Hans Feer certamente ficou inseguro com a hostilidade que viu. Não haveria outra explicação para o fato de que, pouco depois, ele espantou três mulheres zuriquenses do caminho com a seguinte frase: “Não se aproximem da carruagem senão morrerão!” Esta ameaça passou dos limites.
Cidadãos revoltados bloquearam o caminho, e seis rapazes infiltraram-se carruagem adentro para inspecionar a misteriosa carga. Quebram as caixas, arrancam santos coloridos, anjos com asas douradas e partes do altar ricamente entalhadas e jogam aos pedaços debochando das “lindas imagens”.
Encorajados pelas risadas das pessoas que param para olhar, os rapazes continuam o deboche. Levam a carruagem até a rua Rennweg e param em frente ao restaurante ‘zum Kindli’, onde arrancam as mãos, nariz e orelhas das imagens sacras e as jogam em uma fonte pronunciando impropérios.
Enquanto um deles carregava uma imagem de Santa Bárbara para jogar na fonte, gritou: “Esta aqui ajudou a desenterrar as ossadas, por isso também vai tomar um banho na fonte”. Mal a estátua cai na água e eles já voltam para buscar a próxima. “Este aqui ajudou a fazer o novo calendário, por isso também vai para a fonte”, grita um outro vândalo mostrando sua revolta com a reforma do calendário introduzida pelo Papa Gregório XIII.
Em 1584, enquanto os católicos adotavam o novo calendário a mando deste Papa, as localidades protestantes se negaram a ter sua contagem de tempo alterada por um líder da igreja católica. A partir dali, passa a existir na Confederação Helvética dois calendários, que possuem uma diferença de dez dias e se tornam mais um motivo de fortes disputas entre católicos e reformados.
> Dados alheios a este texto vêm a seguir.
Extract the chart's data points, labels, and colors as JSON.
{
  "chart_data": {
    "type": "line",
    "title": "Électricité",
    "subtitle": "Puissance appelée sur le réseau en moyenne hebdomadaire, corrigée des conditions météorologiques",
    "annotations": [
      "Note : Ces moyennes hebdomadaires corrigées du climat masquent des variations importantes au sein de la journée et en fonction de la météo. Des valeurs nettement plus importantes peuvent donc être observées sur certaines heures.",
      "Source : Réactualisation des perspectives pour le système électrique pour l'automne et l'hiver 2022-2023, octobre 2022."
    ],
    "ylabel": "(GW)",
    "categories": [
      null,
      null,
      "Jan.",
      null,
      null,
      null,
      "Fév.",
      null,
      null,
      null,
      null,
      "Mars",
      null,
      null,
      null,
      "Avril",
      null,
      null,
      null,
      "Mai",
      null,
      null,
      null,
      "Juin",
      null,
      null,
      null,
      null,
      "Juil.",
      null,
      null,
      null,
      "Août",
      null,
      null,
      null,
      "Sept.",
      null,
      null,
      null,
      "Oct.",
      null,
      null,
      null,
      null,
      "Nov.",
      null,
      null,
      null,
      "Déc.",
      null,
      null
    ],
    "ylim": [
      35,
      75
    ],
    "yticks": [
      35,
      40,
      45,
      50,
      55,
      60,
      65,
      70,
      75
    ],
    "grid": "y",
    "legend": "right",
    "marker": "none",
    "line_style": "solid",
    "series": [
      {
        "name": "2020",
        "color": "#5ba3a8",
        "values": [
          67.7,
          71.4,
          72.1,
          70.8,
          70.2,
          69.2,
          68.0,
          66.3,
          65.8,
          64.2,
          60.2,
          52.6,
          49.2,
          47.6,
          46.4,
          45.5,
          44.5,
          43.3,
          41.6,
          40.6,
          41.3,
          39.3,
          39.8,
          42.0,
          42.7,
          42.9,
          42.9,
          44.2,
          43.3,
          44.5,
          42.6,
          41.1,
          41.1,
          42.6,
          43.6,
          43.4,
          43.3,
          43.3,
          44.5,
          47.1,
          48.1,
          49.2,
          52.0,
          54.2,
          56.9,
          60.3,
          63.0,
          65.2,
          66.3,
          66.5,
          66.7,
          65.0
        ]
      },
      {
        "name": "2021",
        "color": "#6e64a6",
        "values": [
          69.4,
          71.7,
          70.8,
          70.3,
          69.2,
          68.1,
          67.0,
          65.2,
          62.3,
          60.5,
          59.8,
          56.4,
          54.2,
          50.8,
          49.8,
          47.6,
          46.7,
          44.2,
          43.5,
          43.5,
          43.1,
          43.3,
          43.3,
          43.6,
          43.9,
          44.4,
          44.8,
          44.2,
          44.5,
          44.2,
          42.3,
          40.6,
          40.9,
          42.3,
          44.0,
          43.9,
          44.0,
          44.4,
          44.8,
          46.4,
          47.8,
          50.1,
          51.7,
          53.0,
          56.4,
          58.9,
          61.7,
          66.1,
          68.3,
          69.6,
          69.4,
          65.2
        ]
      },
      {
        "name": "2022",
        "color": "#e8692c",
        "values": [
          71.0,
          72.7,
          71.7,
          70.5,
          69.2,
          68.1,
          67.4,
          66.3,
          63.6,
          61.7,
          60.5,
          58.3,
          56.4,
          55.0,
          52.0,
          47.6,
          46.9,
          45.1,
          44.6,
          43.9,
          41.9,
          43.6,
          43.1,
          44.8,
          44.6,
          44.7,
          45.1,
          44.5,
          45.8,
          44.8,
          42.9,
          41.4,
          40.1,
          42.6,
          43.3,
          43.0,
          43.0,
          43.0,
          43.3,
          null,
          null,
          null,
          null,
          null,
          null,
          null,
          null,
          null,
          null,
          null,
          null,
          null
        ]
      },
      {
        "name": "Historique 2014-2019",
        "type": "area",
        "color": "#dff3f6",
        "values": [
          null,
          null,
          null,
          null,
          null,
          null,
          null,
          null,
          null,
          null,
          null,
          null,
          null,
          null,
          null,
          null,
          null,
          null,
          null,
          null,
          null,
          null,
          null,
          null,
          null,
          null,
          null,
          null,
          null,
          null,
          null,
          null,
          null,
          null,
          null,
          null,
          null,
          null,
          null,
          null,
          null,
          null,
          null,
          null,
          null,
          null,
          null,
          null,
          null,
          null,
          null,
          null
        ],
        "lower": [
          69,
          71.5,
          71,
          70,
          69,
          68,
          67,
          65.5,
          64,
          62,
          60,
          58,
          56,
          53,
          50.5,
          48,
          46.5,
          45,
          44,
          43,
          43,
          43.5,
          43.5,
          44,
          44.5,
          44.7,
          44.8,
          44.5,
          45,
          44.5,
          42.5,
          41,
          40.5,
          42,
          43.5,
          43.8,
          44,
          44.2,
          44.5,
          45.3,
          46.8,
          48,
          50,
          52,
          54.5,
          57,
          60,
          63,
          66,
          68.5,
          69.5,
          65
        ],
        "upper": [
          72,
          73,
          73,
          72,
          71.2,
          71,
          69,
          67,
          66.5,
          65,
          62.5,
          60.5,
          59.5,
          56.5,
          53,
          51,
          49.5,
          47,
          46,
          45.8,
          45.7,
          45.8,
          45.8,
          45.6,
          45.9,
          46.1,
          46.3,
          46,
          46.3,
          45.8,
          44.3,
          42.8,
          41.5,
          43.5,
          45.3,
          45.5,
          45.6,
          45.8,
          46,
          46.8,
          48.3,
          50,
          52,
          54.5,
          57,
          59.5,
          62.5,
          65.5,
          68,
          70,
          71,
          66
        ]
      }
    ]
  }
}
Escurece e os jovens continuam a destruição. Ninguém consegue ou quer detê-los. O dono do Restaurante Kindli, na frente do qual a horrível cena se passa, manda seu empregado para fazê-los parar. Os jovens xingam-no e ameaçam jogá-lo na fonte também, fazendo com que ele se retire rapidamente. Nem o vigia, chamado por um cidadão preocupado, resolve ajudar.
Em vez de proteger o patrimônio alheio, como seria a sua obrigação, ele se deixa contagiar e corta com sua alabarda uma pintura com a imagem de Santa Anna. Só o ourives Stoffel von Lär conseguiu tirar da água algumas peças que ele reconheceu serem “trabalhos preciosos” e colocá-los em segurança.
O seu vizinho, o padeiro Hyler, também salva uma estátua e leva-a para ser armazenada com segurança na prefeitura. Outros cidadãos zuriquenses têm atitudes menos honestas. Eles se aproveitam da confusão para surrupiar pedaços do altar, na esperança de vendê-los por uma boa quantia mais tarde.
Esse ato de vandalismo desencadeou uma séria crise política na Confederação Helvética. Para as localidades católicas, a destruição dos altares foi um ataque direto à sua crença, e elas passaram a pensar em vingar este sacrilégio. Berna e Basileia, irmanadas pelo protestantismo, ficam em alerta e recomendam que Zurique tome cuidado com a vingança dos católicos e coloque mais vigias de plantão.
Os zuriquenses se apressam em aplacar os ânimos. Interrogam duas dúzias de testemunhas, pedem oficialmente desculpas e prometem indenizar o artista e punir os culpados. O cocheiro Hans Feer não recebe nada. Embora ele afirme que não zombou dos mortos, o Conselho de Zurique considera que ele provocou os jovens e, por isso, também é culpado pela destruição iconoclasta.